Die Wissenschaftlichen Mitarbeiter*innen des Fachbereichs nutzen die Ausstellung, um mit einem Offenen Brief den Diskurs rund um das Promovieren am FB 15 anzustoßen. Die Poster regten nicht nur zu Gesprächen an, sondern gaben allen WiMis die Möglichkeit, ihre Situation einzuschätzen und Gesprächsbedarfe zu formulieren. Die Rückmeldungen zeigten deutlich, dass vor allem bei den zeitlichen Rahmenbedingungen im Alltag der WiMis dringender Handlungsbedarf besteht, um das Promovieren zu ermöglichen.

5 Minuten für die Forschung
Am Nachmittag zogen die Kurzvorträge von Promovierenden und Studierenden des Fachbereichs ein großes Publikum an. Die zwölf Vortragenden hatten jeweils exakt fünf Minuten Zeit, um ihre Promotionsvorhaben und Projekte vorzustellen. Aus dem anschließenden Publikums-Voting gingen die Studentin Louisa Wenkemann und Post-Doc Clemens Brünenberg als Sieger hervor.
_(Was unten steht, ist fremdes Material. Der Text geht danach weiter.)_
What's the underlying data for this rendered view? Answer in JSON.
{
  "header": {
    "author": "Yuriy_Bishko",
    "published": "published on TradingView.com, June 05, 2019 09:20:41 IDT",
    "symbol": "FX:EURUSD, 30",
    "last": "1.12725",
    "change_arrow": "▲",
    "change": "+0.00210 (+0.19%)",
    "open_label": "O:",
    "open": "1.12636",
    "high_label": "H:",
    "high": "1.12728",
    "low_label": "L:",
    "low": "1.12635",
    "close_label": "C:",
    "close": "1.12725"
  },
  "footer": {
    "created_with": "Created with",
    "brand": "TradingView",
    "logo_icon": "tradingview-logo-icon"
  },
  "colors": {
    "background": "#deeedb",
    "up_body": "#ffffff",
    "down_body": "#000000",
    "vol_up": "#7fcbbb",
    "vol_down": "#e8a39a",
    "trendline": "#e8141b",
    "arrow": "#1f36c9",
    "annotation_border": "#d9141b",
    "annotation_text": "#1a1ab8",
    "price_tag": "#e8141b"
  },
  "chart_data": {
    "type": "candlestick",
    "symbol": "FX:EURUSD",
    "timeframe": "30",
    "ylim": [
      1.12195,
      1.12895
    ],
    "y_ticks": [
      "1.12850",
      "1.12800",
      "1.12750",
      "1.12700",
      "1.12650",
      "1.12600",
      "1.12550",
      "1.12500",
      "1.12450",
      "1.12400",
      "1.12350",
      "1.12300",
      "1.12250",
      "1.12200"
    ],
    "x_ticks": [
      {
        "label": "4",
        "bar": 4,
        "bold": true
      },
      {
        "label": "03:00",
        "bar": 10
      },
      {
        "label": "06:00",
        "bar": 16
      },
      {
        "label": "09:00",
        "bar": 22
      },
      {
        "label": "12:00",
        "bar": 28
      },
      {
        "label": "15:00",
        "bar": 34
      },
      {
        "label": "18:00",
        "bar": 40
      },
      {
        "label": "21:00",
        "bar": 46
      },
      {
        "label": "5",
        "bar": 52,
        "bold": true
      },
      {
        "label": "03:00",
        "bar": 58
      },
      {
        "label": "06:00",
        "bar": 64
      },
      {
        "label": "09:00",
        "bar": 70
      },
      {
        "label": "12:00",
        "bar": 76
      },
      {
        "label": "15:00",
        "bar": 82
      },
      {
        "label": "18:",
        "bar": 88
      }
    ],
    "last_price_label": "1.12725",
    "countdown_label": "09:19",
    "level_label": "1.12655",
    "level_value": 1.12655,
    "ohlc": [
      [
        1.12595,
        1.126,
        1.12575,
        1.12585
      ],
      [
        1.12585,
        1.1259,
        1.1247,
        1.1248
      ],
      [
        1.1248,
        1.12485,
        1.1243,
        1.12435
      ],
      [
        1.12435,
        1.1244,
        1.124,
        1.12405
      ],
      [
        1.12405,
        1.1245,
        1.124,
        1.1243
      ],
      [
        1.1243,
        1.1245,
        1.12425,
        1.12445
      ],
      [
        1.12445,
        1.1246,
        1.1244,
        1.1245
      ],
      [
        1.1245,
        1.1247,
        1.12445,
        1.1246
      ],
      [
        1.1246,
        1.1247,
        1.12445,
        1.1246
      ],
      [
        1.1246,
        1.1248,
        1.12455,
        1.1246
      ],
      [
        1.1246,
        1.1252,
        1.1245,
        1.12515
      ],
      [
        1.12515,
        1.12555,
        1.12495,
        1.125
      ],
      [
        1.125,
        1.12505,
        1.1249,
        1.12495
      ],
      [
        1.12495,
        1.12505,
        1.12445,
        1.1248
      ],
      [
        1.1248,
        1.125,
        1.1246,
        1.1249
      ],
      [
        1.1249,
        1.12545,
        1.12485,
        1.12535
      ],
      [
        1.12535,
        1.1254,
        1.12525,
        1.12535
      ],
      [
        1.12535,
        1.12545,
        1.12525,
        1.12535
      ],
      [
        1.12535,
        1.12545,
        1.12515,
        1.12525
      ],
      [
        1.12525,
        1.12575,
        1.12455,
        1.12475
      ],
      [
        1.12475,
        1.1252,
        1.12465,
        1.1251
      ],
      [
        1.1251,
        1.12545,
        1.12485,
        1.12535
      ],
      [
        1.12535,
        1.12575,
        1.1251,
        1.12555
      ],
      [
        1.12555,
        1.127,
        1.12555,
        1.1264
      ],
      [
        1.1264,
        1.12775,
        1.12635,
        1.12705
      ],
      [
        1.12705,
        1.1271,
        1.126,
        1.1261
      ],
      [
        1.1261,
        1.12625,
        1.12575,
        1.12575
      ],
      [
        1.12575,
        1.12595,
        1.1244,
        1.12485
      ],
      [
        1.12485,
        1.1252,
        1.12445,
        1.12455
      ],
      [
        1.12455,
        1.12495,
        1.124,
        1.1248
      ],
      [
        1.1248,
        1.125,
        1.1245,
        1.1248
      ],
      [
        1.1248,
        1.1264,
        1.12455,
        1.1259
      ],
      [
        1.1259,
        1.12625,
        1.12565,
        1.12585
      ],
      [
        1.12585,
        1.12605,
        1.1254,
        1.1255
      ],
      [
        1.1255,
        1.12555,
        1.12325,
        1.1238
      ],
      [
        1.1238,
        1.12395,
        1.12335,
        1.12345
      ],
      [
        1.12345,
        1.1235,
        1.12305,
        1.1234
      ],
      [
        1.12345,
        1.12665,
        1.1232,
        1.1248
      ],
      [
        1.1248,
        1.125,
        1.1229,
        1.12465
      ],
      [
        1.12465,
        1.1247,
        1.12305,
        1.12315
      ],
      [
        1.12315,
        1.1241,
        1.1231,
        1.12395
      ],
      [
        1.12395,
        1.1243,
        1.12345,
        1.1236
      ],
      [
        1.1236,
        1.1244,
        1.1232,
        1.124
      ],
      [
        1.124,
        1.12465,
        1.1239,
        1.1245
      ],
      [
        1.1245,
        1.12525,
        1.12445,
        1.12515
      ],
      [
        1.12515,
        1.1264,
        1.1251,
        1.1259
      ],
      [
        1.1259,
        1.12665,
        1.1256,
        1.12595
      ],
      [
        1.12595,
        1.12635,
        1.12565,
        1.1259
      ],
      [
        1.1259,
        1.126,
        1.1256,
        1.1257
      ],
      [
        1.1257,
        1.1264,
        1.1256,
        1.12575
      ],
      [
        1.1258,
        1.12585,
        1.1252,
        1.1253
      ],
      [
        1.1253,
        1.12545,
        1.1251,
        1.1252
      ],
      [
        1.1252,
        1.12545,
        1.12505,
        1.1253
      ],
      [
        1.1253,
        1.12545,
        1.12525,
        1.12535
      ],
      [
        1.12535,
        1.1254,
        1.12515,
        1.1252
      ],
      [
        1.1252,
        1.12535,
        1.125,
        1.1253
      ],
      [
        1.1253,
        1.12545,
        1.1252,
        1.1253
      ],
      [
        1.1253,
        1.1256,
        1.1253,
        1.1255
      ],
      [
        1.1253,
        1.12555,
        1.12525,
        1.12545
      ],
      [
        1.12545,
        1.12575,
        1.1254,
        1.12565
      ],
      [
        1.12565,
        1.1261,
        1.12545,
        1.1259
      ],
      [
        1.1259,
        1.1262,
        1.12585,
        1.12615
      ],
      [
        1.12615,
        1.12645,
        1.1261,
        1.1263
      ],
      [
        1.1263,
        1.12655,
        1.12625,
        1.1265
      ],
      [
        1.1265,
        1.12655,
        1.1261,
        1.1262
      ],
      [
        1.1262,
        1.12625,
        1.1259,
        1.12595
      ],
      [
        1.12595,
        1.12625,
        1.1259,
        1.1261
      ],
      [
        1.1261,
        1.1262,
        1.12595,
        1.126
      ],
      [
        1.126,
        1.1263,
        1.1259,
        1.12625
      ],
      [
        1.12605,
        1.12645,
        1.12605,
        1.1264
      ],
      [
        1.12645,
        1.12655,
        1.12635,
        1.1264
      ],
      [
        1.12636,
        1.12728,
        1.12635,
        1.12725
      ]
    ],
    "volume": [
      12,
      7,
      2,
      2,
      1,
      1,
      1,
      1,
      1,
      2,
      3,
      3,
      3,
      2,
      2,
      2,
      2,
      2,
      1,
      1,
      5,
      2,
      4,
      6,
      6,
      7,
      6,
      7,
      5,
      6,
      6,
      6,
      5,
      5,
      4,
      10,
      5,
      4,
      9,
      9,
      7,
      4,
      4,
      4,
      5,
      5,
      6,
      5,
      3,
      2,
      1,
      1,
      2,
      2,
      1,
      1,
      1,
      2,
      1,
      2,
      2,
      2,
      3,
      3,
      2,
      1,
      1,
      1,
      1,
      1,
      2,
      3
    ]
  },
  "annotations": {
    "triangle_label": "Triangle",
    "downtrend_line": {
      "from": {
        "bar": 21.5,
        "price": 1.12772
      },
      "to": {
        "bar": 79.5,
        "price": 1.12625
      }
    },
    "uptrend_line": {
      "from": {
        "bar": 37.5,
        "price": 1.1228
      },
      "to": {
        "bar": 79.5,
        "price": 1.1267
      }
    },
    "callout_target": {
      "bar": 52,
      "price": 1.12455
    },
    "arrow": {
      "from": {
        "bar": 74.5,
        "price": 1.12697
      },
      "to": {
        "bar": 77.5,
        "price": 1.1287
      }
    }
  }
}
Architekturstudentin Louisa Wenkemann stellte das Startup NAKT vor, das in Kürze ein nachhaltiges Abschminktuch auf den Markt bringen wird (https://www.nakt.eu/). Clemens Brünenberg berichtete von seinen Forschungen zur Nutzung von VR-Anwendungen in der Bauforschung am Beispiel der römischen Weltkulturerbestätten Triers. 

Den Abschluss des Tages bildete der Mittwochabend-Vortrag des Londoner Architekten Gilles Retsin und die anschließende Robot Bar am Fachgebiet Digitales Gestalten. Gilles Retsin nutzt das Potenzial hoher Rechnerleistung und computergestützter Fabrikation, um Gebäude und Objekte mit einer zuvor nicht gekannten Struktur, Detailtreue und Materialität zu erzeugen. Die seinen Arbeiten eigene Verbindung von Digitalem und Analogem, expressiver Gestaltung und modularem Aufbau, zeigte eine weitere Facette der interdisziplinären Potenziale der Architektur auf.